The figures also revealed that home appliances, footwear and clothes sales - helped by the annual new year sales - performed strongly. The BRC noted that people in the UK appear willing to spend despite uncertainty regarding the global economy.
Helen Dickson, Chief Executive of the BRC, commented: "Following on from a somewhat disappointing Christmas period for retailers, the new year kicked off to a strong start."
3.8% climb in UK train ticket sales in 2015
A 3.8% increase in UK train ticket sales in 2015 has been reported, suggesting an increase in popularity for this form of transport despite concerns over high fares. The Rail Delivery Group (RDG), which represents Network Rail and other train operators, revealed that the 1.7 billion journeys made by rail in the UK between 4 January 2016 and 9 January 2016 represented a climb of more than 62 million on the previous year.
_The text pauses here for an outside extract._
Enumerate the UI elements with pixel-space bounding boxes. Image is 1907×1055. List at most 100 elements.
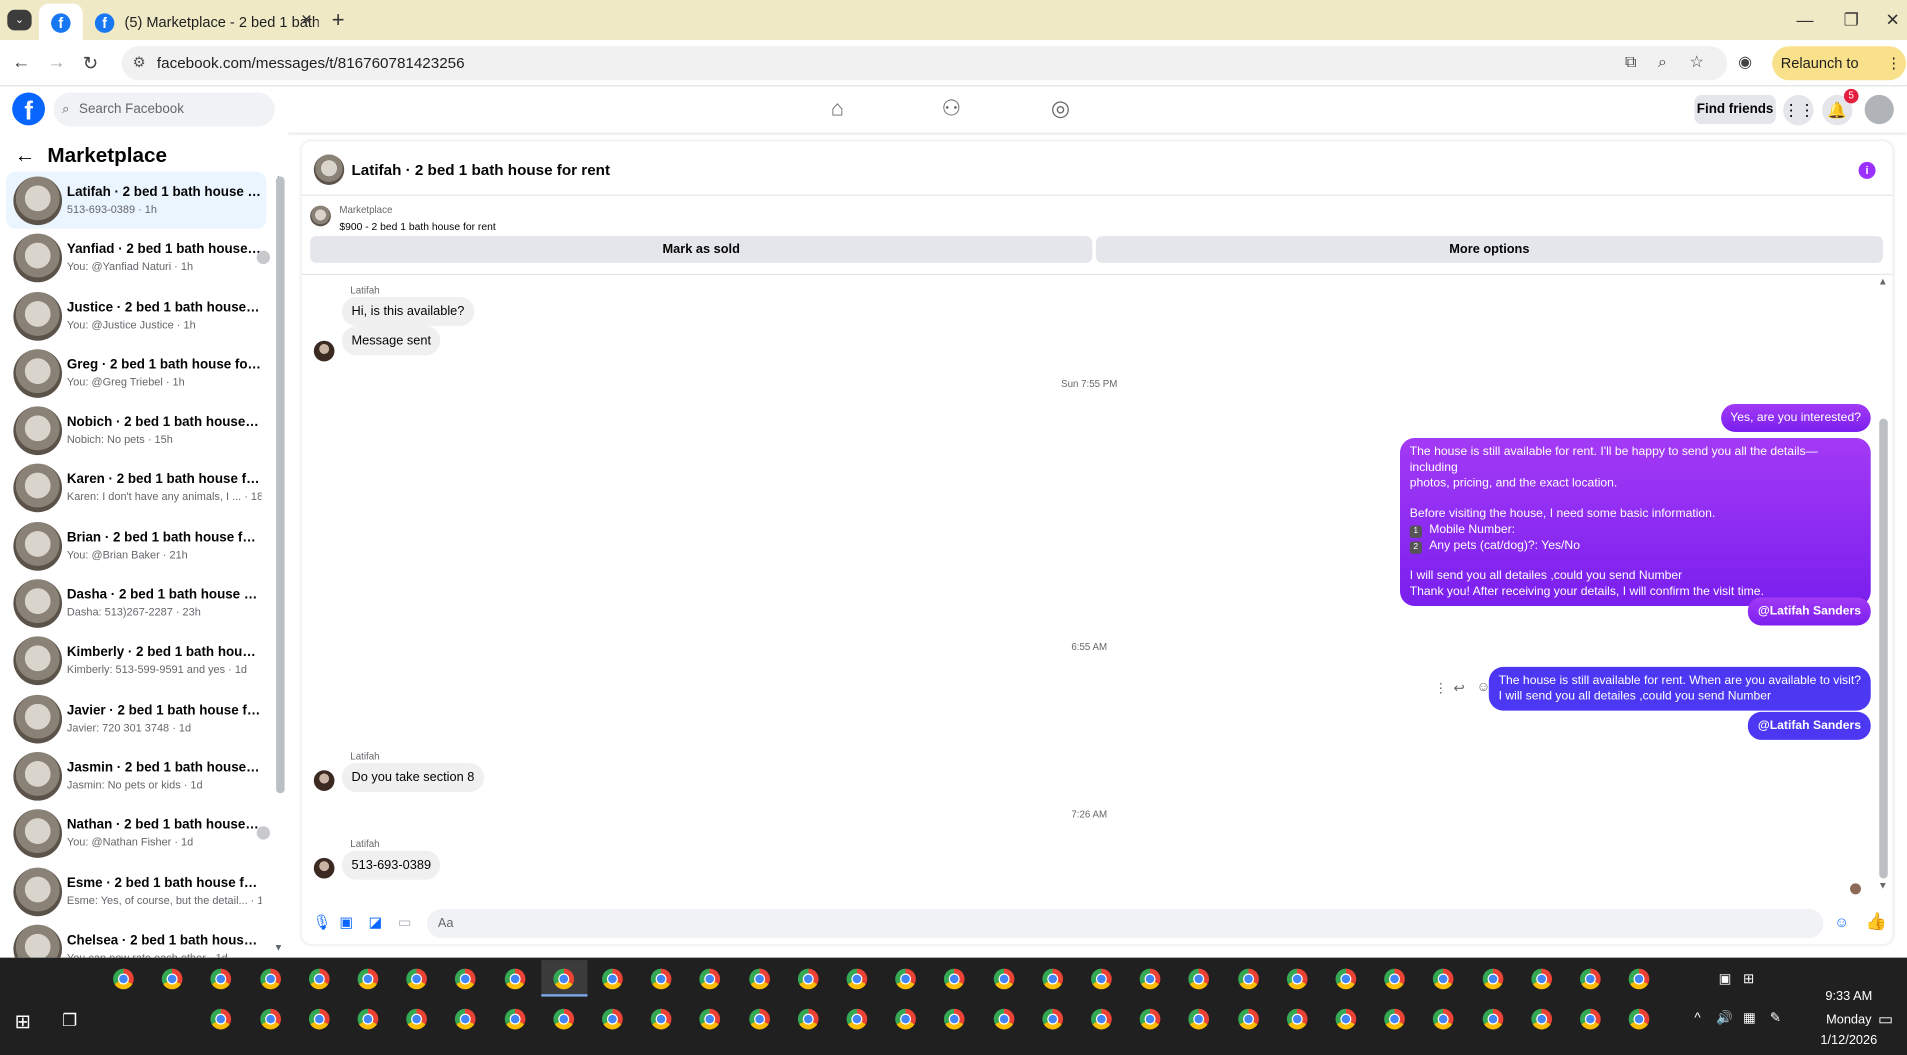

According to the RDG, cheap advance and off-peak tickets have proven particularly popular, which has helped to counter the higher prices at the other end of the scale. Indeed, both anytime fares and super off-peak tickets sales rose by 10%, while there were 5% climbs for both off-peak and advance tickets.
It was also reported, however, that sales in cash terms rose by 6% and regulated train fares increased by 3.5%.
Banning £50 notes 'could help tackle crime'
Banning £50 notes and other high-denomination banknotes such as $100 and €500 notes could help to combat crime, it has been claimed. In a new report for the Harvard Kennedy School, Peter Sands, former Chief Executive of Standard Chartered bank, has urged the G20 - the 20 largest economies in the world - to target cash itself, rather than going solely after criminals.
Mr Sands called for central banks to no longer issue these banknotes because these are the notes of choice for criminals such as terrorists and tax evaders. He described the notes as the "currency of corrupt elites [and] crime of all sorts", adding: "They play little role in the functioning of the legitimate economy, yet a crucial role in the underground economy."